The problem I see with this model is that it provides no explanations of how one could possibly continue to progress toward oneness with God after this life. Paul indicated that we are resurrected into bodies of varying degrees of glory. Those of Telestial character receive the least glorified resurrected bodies and the “My Turn of Earth” model assumes they go and live in a Telestial place. That brings up this idea of a planet full of non-aging immortal former reprobates (murderers, rapists, child abusers, etc.) somewhere in our Universe. Not only one planet though, but presumably innumerable such planets (filled with other “batches” of God’s children no less) because our scriptures seem to indicate that there have been innumerable worlds just like ours before this one and if we assume the My Turn on Earth model then each of those would have to result in Telestial and Terrestrial holding planets of some kind where immortals hang around in their non-Celestial but immortal physical bodies forever. So my question is how does one progress in that situation? How does one become one with God when he is outfitted with an immortal Telestial body and lives on a Telestial planet? Does an immortal Telestial body change for the better or worse? Even if that were the case how would the person get off of the Telestial planet? Is there some cutoff when they earn a ticket on a shuttle to the neighboring Terrestrial planet?

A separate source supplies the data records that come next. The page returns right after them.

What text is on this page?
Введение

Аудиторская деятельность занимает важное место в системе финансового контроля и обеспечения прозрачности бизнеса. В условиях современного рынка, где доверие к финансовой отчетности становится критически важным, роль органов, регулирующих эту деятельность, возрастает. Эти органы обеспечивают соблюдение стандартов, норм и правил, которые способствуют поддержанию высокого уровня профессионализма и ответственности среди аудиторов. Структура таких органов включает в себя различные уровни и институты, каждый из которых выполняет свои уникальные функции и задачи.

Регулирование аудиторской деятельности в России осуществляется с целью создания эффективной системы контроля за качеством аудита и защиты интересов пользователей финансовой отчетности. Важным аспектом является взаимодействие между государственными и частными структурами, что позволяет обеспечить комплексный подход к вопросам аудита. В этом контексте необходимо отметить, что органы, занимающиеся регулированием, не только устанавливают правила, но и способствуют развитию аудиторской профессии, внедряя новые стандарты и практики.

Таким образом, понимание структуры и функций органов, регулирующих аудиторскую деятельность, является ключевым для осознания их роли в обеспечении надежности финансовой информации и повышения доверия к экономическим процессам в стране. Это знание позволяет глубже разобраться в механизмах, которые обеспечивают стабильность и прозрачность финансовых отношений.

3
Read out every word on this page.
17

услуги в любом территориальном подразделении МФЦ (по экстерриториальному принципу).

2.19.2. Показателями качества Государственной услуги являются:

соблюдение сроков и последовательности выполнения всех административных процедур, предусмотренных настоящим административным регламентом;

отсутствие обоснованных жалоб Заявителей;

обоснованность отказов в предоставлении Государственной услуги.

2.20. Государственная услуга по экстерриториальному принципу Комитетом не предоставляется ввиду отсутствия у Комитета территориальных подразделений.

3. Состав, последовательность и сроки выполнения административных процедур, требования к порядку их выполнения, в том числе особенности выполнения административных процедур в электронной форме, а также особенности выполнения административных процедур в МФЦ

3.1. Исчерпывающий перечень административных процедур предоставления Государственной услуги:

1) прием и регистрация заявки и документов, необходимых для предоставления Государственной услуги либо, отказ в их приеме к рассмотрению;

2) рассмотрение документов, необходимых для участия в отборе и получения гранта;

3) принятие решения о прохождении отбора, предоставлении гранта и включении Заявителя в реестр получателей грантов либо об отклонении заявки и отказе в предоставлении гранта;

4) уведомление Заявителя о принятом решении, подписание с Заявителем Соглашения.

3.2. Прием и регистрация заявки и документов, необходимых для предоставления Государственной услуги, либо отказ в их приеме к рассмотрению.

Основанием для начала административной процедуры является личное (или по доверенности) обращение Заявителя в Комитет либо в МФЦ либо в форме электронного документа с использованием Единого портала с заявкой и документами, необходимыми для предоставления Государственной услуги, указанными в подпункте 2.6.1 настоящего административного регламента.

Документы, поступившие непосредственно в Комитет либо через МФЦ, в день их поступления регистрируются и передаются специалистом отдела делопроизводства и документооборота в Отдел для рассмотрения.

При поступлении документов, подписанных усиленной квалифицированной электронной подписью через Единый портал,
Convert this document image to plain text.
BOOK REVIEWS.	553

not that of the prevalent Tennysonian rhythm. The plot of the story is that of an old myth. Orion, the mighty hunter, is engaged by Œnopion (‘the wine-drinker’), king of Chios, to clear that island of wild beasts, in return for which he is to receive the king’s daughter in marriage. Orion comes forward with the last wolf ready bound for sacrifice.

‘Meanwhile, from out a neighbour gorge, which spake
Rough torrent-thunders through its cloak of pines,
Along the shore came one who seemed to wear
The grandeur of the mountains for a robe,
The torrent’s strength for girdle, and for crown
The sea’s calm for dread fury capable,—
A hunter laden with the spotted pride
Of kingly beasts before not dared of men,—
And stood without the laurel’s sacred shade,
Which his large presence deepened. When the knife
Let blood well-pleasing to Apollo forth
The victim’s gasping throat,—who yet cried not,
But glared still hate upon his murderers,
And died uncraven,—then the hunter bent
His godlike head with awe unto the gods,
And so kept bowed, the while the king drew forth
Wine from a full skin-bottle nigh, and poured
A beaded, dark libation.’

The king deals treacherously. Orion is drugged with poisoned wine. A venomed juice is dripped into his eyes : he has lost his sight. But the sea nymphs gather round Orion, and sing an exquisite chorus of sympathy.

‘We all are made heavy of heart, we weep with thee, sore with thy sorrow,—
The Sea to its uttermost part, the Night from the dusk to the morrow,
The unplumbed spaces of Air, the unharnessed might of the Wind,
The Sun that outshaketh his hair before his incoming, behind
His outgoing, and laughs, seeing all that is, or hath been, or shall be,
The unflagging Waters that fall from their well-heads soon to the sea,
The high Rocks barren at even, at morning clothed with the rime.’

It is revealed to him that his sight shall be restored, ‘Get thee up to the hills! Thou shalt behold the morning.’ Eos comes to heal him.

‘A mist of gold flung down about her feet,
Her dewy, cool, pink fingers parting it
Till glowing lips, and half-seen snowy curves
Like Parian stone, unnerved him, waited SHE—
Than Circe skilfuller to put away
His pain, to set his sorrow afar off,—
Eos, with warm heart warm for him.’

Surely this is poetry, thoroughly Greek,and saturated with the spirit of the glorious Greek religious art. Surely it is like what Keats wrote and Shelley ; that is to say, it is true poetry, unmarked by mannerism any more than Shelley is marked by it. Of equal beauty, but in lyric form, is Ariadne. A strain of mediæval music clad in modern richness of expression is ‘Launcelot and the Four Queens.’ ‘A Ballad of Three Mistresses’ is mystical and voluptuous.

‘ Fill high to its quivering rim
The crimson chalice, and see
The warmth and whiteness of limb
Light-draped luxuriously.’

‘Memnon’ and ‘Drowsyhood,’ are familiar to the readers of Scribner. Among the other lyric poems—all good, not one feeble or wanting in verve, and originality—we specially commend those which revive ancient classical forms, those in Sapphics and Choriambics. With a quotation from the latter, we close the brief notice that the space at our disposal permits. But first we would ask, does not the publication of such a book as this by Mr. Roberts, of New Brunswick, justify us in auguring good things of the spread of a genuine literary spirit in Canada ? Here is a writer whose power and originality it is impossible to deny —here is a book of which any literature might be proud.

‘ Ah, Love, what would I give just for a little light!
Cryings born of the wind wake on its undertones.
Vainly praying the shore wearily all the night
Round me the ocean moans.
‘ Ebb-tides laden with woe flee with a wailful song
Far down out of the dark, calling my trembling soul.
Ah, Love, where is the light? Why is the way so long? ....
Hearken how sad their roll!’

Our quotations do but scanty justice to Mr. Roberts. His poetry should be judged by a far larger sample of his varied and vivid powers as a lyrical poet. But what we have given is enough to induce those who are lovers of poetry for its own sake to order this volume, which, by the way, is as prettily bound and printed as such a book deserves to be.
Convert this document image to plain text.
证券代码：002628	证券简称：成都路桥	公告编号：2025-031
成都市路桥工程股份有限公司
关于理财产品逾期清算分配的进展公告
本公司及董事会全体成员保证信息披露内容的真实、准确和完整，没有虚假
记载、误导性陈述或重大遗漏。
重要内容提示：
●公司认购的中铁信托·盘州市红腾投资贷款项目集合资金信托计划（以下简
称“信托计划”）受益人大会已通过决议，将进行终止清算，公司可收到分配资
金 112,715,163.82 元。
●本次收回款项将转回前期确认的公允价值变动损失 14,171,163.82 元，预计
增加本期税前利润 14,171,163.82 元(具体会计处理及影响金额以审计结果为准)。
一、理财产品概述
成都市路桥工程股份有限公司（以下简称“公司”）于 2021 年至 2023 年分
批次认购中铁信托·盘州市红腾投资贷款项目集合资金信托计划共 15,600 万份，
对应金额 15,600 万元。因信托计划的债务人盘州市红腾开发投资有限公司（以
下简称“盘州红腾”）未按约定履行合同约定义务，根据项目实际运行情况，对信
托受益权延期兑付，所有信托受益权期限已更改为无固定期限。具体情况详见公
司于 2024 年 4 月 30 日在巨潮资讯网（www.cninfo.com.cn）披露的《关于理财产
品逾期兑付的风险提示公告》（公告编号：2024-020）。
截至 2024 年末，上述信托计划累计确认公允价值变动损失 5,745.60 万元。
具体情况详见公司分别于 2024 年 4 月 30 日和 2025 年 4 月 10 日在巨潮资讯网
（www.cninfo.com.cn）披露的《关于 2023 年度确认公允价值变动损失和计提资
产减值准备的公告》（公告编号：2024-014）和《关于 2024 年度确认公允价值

I know I am being a bit flippant here, but I think these questions are worth asking. MMP provides a much, much cleaner solution to these problems than single probation models I think. In an MMP model there is only one “batch” of God’s children and he works with us eternally, trying to help us freely choose to become one with Him. There is no need to envision a universe full of largely “penal planets” of Telestials who have been largely abandoned by their Father in Heaven because all those who are not exalted in any given inhabited mortal planet are sent to live on a later mortal planet. Their station and opportunities in each life are determined by their choices in the previous life. Those who come closest to fulfilling the measure of their creation are given more “talents” in each succeeding life and those who waste their “talents” are given fewer in the next life. Those who are exalted find themselves one with God and one with their spouse and for them the mortal probation are over. The MMP model provides a very clean explanation of the eternities as far as I can tell and it escapes the issues I keep bringing up
a) “Penal Planets” throughout our universe filled with immortal former reprobates, and
b) Innumerable batches of God’s children (our siblings?) who are all given one change and then most are sent away to these planets filled with immortals forever while God moves on to the next batch.
So while there are other things I could mention, I am throwing the challenge out for anyone to show me the error of my ways and present an alternative model that resolves my a) and b) issues.